The Facts About Abuse
This is a hard post to write. We all want our children to be safe, but the reality is that some children are not. As a trusted guide in this field, it is my responsibility to share the facts, even when they are hard to hear (or read). Everyone needs to be aware and vigilant when it comes to the safety of our children. They rely on us to be educated and to be able to respond in a healthy way if and when abuse occurs. So, let’s take a closer look together…
The facts tell us that abuse happens in all types of families, within all cultural and socioeconomic backgrounds. It is not limited to a certain “type” of family. Most parents want the best for their children, but factors like stress and lack of resources can sometimes compromise a parent’s ability to make good choices about the welfare of their child(ren). Sexual abuse by strangers is rare (2%); more than 85% of sexual abuse is perpetrated by a family member or someone the child knows well.
Most sexual abuse is perpetuated without force or violence. 1 in 4 girls and 1 in 6 boys will experience some form of sexual abuse or exploitation before the age of 18. Children with disabilities are even more at risk.
Children rarely false report abuse (only 2-4% of reports turn out to be false).
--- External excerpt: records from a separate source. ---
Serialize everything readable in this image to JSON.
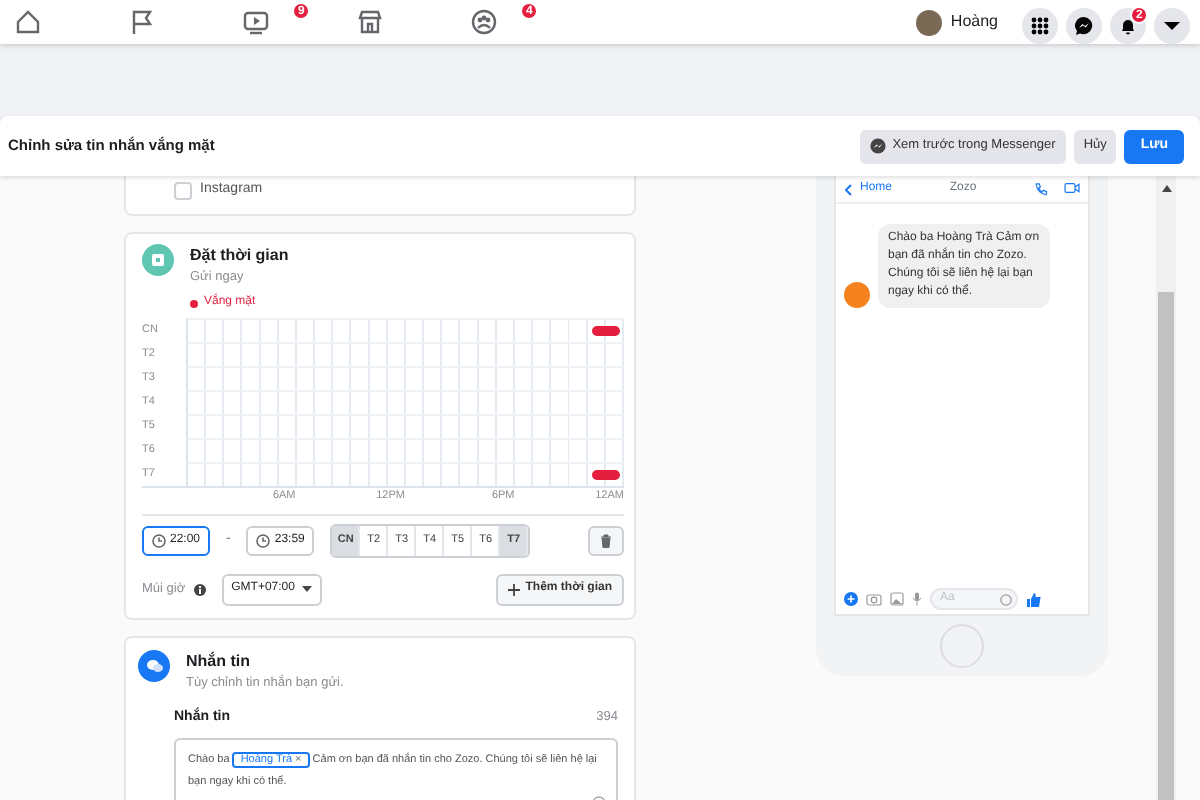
{
  "top_nav": {
    "tabs": [
      {
        "kind": "home"
      },
      {
        "kind": "flag"
      },
      {
        "kind": "video",
        "badge": "9"
      },
      {
        "kind": "store"
      },
      {
        "kind": "groups",
        "badge": "4"
      }
    ],
    "profile": {
      "name": "Hoàng"
    },
    "actions": [
      {
        "kind": "grid"
      },
      {
        "kind": "messenger"
      },
      {
        "kind": "bell",
        "badge": "2"
      },
      {
        "kind": "caret"
      }
    ]
  },
  "toolbar": {
    "title": "Chỉnh sửa tin nhắn vắng mặt",
    "preview_button": "Xem trước trong Messenger",
    "cancel_button": "Hủy",
    "save_button": "Lưu"
  },
  "platforms": [
    {
      "label": "Instagram",
      "checked": false
    }
  ],
  "schedule": {
    "title": "Đặt thời gian",
    "subtitle": "Gửi ngay",
    "legend": "Vắng mặt",
    "rows": [
      {
        "label": "CN",
        "absent": true
      },
      {
        "label": "T2",
        "absent": false
      },
      {
        "label": "T3",
        "absent": false
      },
      {
        "label": "T4",
        "absent": false
      },
      {
        "label": "T5",
        "absent": false
      },
      {
        "label": "T6",
        "absent": false
      },
      {
        "label": "T7",
        "absent": true
      }
    ],
    "x_labels": [
      "6AM",
      "12PM",
      "6PM",
      "12AM"
    ],
    "start_time": "22:00",
    "separator": "-",
    "end_time": "23:59",
    "days": [
      {
        "label": "CN",
        "selected": true
      },
      {
        "label": "T2",
        "selected": false
      },
      {
        "label": "T3",
        "selected": false
      },
      {
        "label": "T4",
        "selected": false
      },
      {
        "label": "T5",
        "selected": false
      },
      {
        "label": "T6",
        "selected": false
      },
      {
        "label": "T7",
        "selected": true
      }
    ],
    "timezone_label": "Múi giờ",
    "timezone": "GMT+07:00",
    "add_button": "Thêm thời gian"
  },
  "message": {
    "title": "Nhắn tin",
    "subtitle": "Tùy chỉnh tin nhắn bạn gửi.",
    "field_label": "Nhắn tin",
    "counter": "394",
    "parts": [
      {
        "kind": "text",
        "text": "Chào ba"
      },
      {
        "kind": "token",
        "text": "Hoàng Trà",
        "remove": "×"
      },
      {
        "kind": "text",
        "text": "Cảm ơn bạn đã nhắn tin cho Zozo. Chúng tôi sẽ liên hệ lại bạn ngay khi có thể."
      }
    ]
  },
  "preview": {
    "back": "Home",
    "contact": "Zozo",
    "bubble": "Chào ba Hoàng Trà  Cảm ơn bạn đã nhắn tin cho Zozo. Chúng tôi sẽ liên hệ lại bạn ngay khi có thể.",
    "composer_placeholder": "Aa"
  }
}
They speak from experience and cannot make up this information unless they have been exposed to it.
Should abuse occur, treatment from a mental health professional can minimize the physical, emotional and social challenges that may occur after such an incident. Treatment helps the child to process feelings and fears regarding the abuse. Ask your family doctor or school counsellor for a referral should you be looking for someone for your child to speak with. You can also connect with MCFD (Ministry of Children & Family Development), or even ask a Certified Sexual Health Educator (..hey, that’s me! Feel free to CONTACT ME through the contact page if I can help).
Several years ago when setting up for an outdoor preschool workshop at a local park, a little girl ran towards me to check out my butterfly carpet and my teaching tools. Before she reached me her mother yelled, “Stop! Stranger danger!” I remember turning around to see who she was referring to, not realizing it was me! The truth of the matter is that until we embrace the reality that children are more likely to be abused or exploited by someone they know and love, we are unlikely to change the outcome.